At the beginning of the pandemic about 20 per cent of tenants didn’t pay rent, Choquette said, which the organization tied to a lack of financial assistance at that point.

As the pandemic continued, arrears were at 10 per cent in May and eight per cent in June, which the organization attributed to better financial assistance from the government.

Choquette said the organization’s main concern is with tenants who are deliberately not paying rent because of the provincial eviction ban.

“About two-thirds of the arrears in June, or around $4 million, were attributed to tenants who were deliberately not paying rent and taking advantage of the current eviction moratorium,” he said.

Choquette said the organization has come to that conclusion through speaking with tenants who have accepted some form of social assistance during the pandemic and from landlords.

It’s also learned of tenants who are collecting social assistance payments and CERB payments but refusing to pay rent, through speaking to landlords.

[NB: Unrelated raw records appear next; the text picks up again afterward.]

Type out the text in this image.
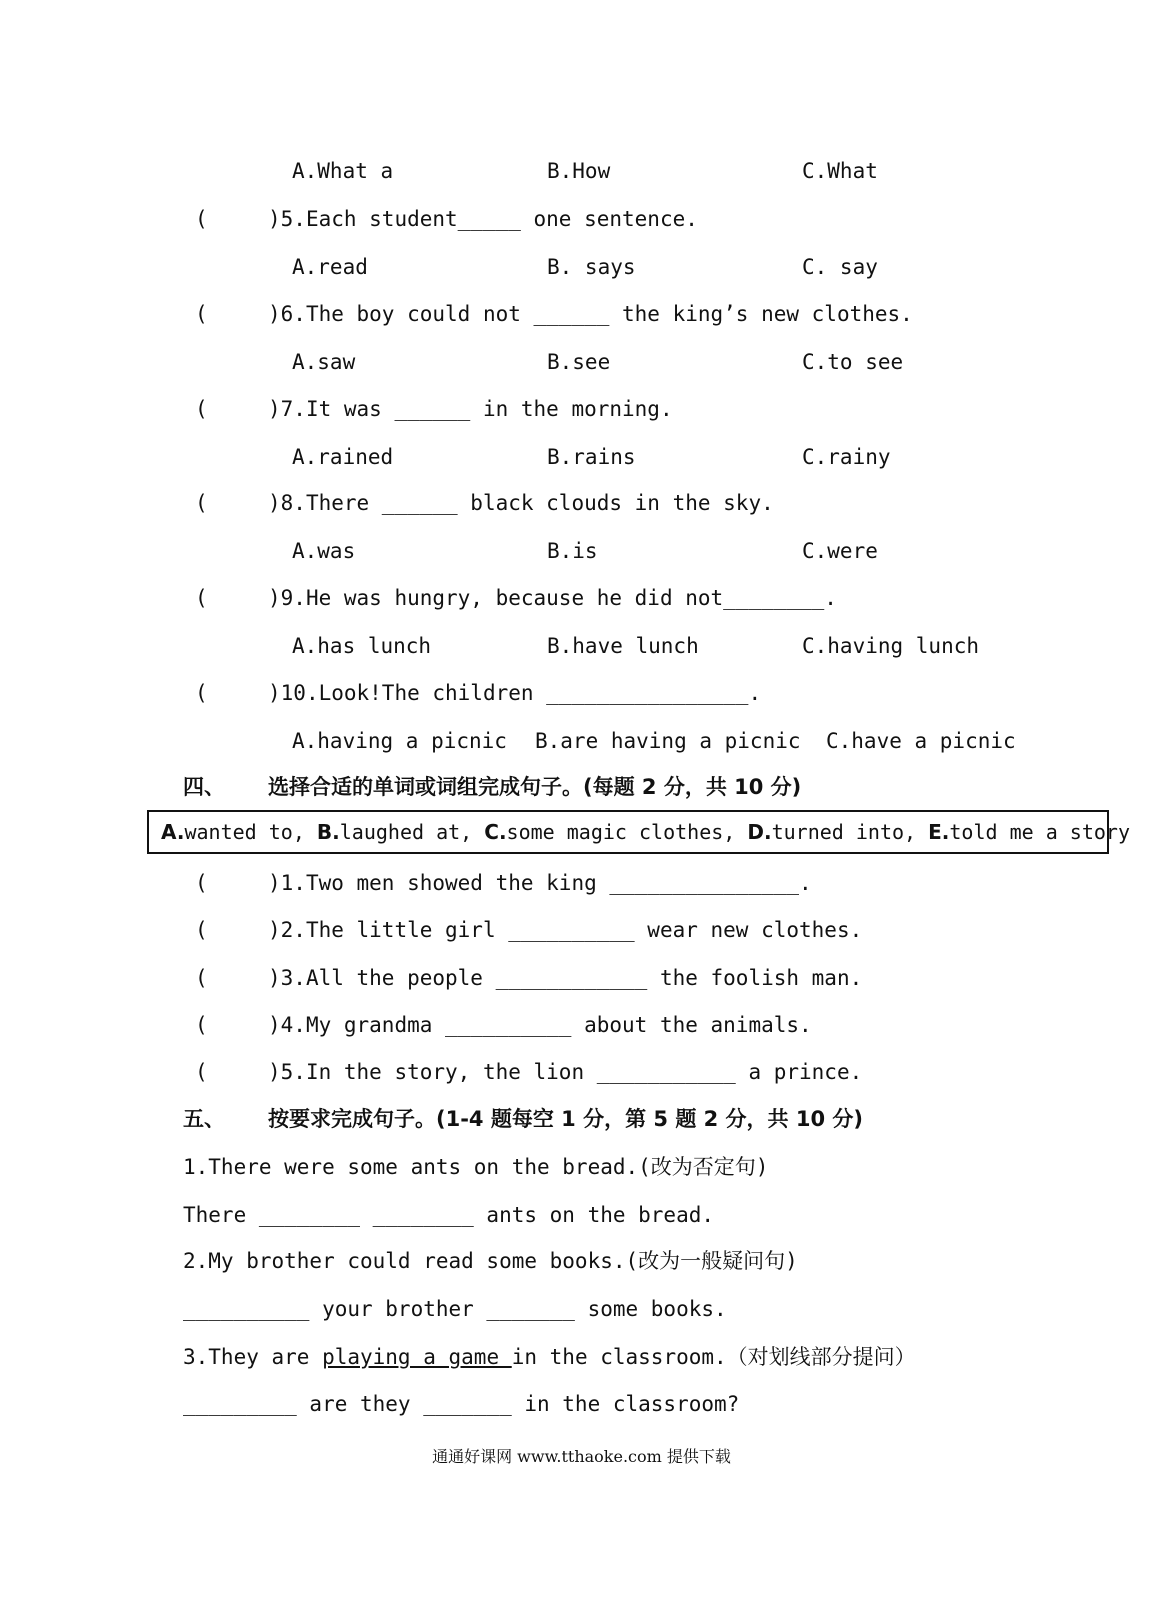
A.What a	B.How	C.What
(	)5.Each student_____ one sentence.
A.read	B. says	C. say
(	)6.The boy could not ______ the king’s new clothes.
A.saw	B.see	C.to see
(	)7.It was ______ in the morning.
A.rained	B.rains	C.rainy
(	)8.There ______ black clouds in the sky.
A.was	B.is	C.were
(	)9.He was hungry, because he did not________.
A.has lunch	B.have lunch	C.having lunch
(	)10.Look!The children ________________.
A.having a picnic B.are having a picnic C.have a picnic
四、 选择合适的单词或词组完成句子。(每题 2 分，共 10 分)
A. wanted to,
B. laughed at,
C. some magic clothes,
D. turned into,
E. told me a story
(	)1.Two men showed the king _______________.
(	)2.The little girl __________ wear new clothes.
(	)3.All the people ____________ the foolish man.
(	)4.My grandma __________ about the animals.
(	)5.In the story, the lion ___________ a prince.
五、 按要求完成句子。(1-4 题每空 1 分，第 5 题 2 分，共 10 分)
1.There were some ants on the bread.(改为否定句)
There ________ ________ ants on the bread.
2.My brother could read some books.(改为一般疑问句)
__________ your brother _______ some books.
3.They are playing a game in the classroom.（对划线部分提问）
_________ are they _______ in the classroom?
通通好课网 www.tthaoke.com 提供下载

Should the suspension on evictions be lifted, Choquette said the office of residential tenancies will work with landlords and tenants to ensure those who are withholding rent payments are evicted, while payment plans are honoured for those who worked with their landlords.

Ban leads to $10k retirement hit

Boyd Godfrey owns three rental properties and rents to six tenants in Saskatoon to remain “cash positive” during his retirement. One is refusing to pay rent and has done so since before the COVID-19 pandemic hit the province.

Godfrey said the tenant was served an eviction notice in February, prior to the ban on residential evictions being put in place.

As of Wednesday, Godfrey said he’s now out $10,000 in unpaid rent money.

“It’s ridiculous,” Godfrey said.  “The government has stopped us from being in a position to evict residential tenants but they’re expecting the landlords to cover the cost of it.”

The tenant told CBC News they had fallen behind on payments before the COVID-19 pandemic and received little in terms of federal assistance during the ordeal.

The tenant said they were unsure if they’d ever pay the bill.

“I don’t know. Like right now, I’m behind in every one of my bills. I’m basically bankrupt,” the tenant said.

“It’s not a choice or something that I’ve made a choice to be in this position. Most of Canada’s in this position… once I get kicked out of there I’m basically going to have to claim bankruptcy, like, I have no choice.”

‘Not a rent holiday’

Justice Minister Don Morgan said a lifting of the suspension of evictions will be done in the “near future.”

He said he feels the longer the government waits to lift the ban, the harder it will be for landlords and tenants to re-establish their relationships.

“Most employers are calling people back, so we think it’s getting close to being a very good time,” he said on Tuesday.

Morgan said he’s heard concerns raised by landlords throughout Saskatchewan.

He said the Office of Residential Tenancies is working on developing protocol that would assist tenants who’ve legitimately fallen into hardship during the pandemic and assured landlords the situation will not create a “rent holiday”

“If a tenant’s just chosen to take a rent holiday we’ve told them all along, the rent doesn’t go away,” Morgan said. “They may well find themselves being evicted.”